En consecuencia, la estricta separación entre Estado e iglesia es fundamental para la plena realización de la laicidad, ya que requiere que el Estado asuma una posición neutral frente al fenómeno religioso en el sentido de (a) no considerar relevantes las ideas religiosas para ordenar su funcionamiento y perseguir los fines que mandan las constituciones nacionales; (b) garantizar que las actuaciones de los poderes públicos estén guiados únicamente por los valores seculares constitucionales; y (c) reconocer que dentro de esos valores “los derechos fundamentales constituyen el eje central del ordenamiento a cuyo servicio se coloca la estructura del Estado, constituyendo el mínimo ético que hace posible el pluralismo y la convivencia pacífica”[xviii].

Como lo señala Carpizo, “democracia es sinónimo de laicismo. La democracia es pluralismo y derecho a disentir. La democracia es laica o no es democracia”[xix].


REFERENCIA BIBLIOGRAFICA

[i] Díaz, Elías (1984): De la maldad estatal y la soberanía popular, Editorial Debate, Madrid, pp. 21-22 y 25.

[ii] Greppi, Andrea (2006): Concepciones de la democracia en el pensamiento político contemporáneo, Editorial Trotta, Madrid, p. 25.

[iii] Pereda, Carlos (2006): “El laicismo también como actitud”, en Isonomía. Revista de Teoría y Filosofía del Derecho, N° 24, Instituto Tecnológico Autónomo de México, México, p. 9.

[iv] Nino, Carlos Santiago (1990): “Autonomía y necesidades básicas”, en Doxa. Cuadernos de Filosofía del Derecho, Universidad de Alicante, Alicante, p. 24.

[v] Maldonado, Teresa (2009): “Laicidad y feminismo: Repercusiones en los debates sobre aborto y multiculturalidad”, en Viento Sur. Debates feministas, Número 104, Año XVIII, Madrid, p. 65.

[vi] Habermas, Jürgen (2006): Entre naturalismo y religión, Paidós, Barcelona, 2006, pp.129.

[vii] Rawls, John (1996): El liberalismo político, Crítica, Barcelona, pp. 252.

[viii] Maldonado, Teresa (2009): “Laicidad y feminismo: Repercusiones en los debates sobre aborto y multiculturalidad”… op. cit., p. 61.

[ix] Pereda, Carlos (2006): “El laicismo también como actitud”… op. cit., p. 17.

[x] Carpizo, Jorge y Valadés, Diego (2008), Derechos humanos, aborto y eutanasia, Universidad Nacional Autónoma de México, México, pp. ix-x.

[xi] Blancarte, Roberto (2008): Para entender el Estado Laico, México, Ediciones Nostra, p. 8.

[xii] Carazo Liébana, María José: (2011): “El derecho a la libertad religiosa como derecho fundamental”, Universitas. Revista de Filosofía, Derecho y Política, Nº 14, Madrid, p. 44.

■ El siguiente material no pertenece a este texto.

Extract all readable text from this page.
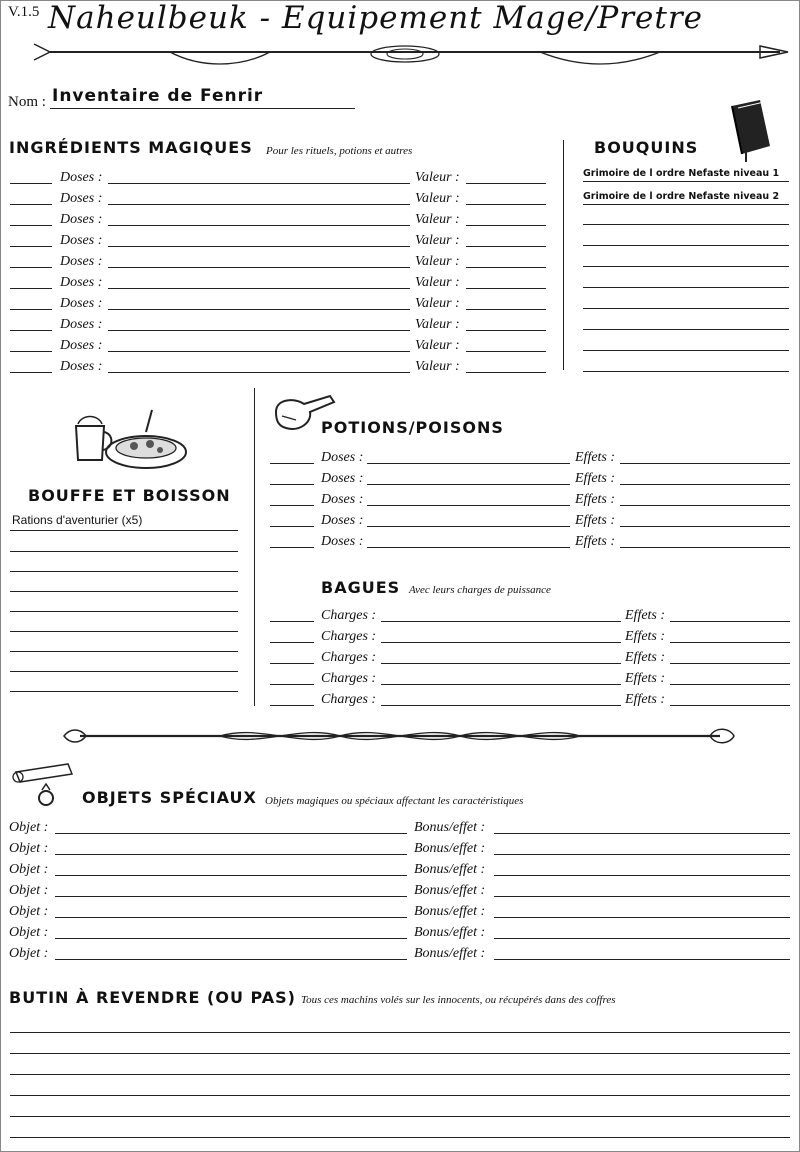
V.1.5 Naheulbeuk - Equipement Mage/Pretre
Nom : Inventaire de Fenrir
INGRÉDIENTS MAGIQUES Pour les rituels, potions et autres
Doses :	Valeur :
Doses :	Valeur :
Doses :	Valeur :
Doses :	Valeur :
Doses :	Valeur :
Doses :	Valeur :
Doses :	Valeur :
Doses :	Valeur :
Doses :	Valeur :
Doses :	Valeur :
BOUQUINS
Grimoire de l ordre Nefaste niveau 1
Grimoire de l ordre Nefaste niveau 2
BOUFFE ET BOISSON
Rations d'aventurier (x5)
POTIONS/POISONS
Doses :	Effets :
Doses :	Effets :
Doses :	Effets :
Doses :	Effets :
Doses :	Effets :
BAGUES Avec leurs charges de puissance
Charges :	Effets :
Charges :	Effets :
Charges :	Effets :
Charges :	Effets :
Charges :	Effets :
OBJETS SPÉCIAUX Objets magiques ou spéciaux affectant les caractéristiques
Objet :	Bonus/effet :
Objet :	Bonus/effet :
Objet :	Bonus/effet :
Objet :	Bonus/effet :
Objet :	Bonus/effet :
Objet :	Bonus/effet :
Objet :	Bonus/effet :
BUTIN À REVENDRE (OU PAS) Tous ces machins volés sur les innocents, ou récupérés dans des coffres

[xiii] Salazar Ugarte, Pedro (2006): “Laicidad y democracia constitucional”, en Isonomía. Revista de Teoría y Filosofía del Derecho, N° 24, Instituto Tecnológico Autónomo de México, México, pp. 47-48.

[xiv] Salazar Benítez, Octavio (2008): “Libertad de conciencia, pluralismo e igualdad: En defensa del Estado laico”, en Ámbitos. Revista de Ciencias Sociales y Humanidades, N° 20, Asociación de Estudios de Ciencias Sociales y Humanidades, España, p. 161.

[xv] Carazo Liébana, María José: (2011): “El derecho a la libertad religiosa como derecho fundamental”… op. cit., pp. 36-67.

[xvi] Areces Piñol, María Teresa (2003): El principio de laicidad en las jurisprudencias española y francesa, Edicions de la Universitat de Lleida, Lleida, pp. 52-53.

[xvii] Carazo Liébana, María José: (2011): “El derecho a la libertad religiosa como derecho fundamental”… op. cit., pp. 36 y 51.

[xviii] Ibíd., p. 39.

[xix] (Carpizo, Jorge (2008): “La interrupción del embarazo”, en Carpizo, Jorge y Valadés, Diego (2008), Derechos humanos, aborto y eutanasia… op. cit., p. 41.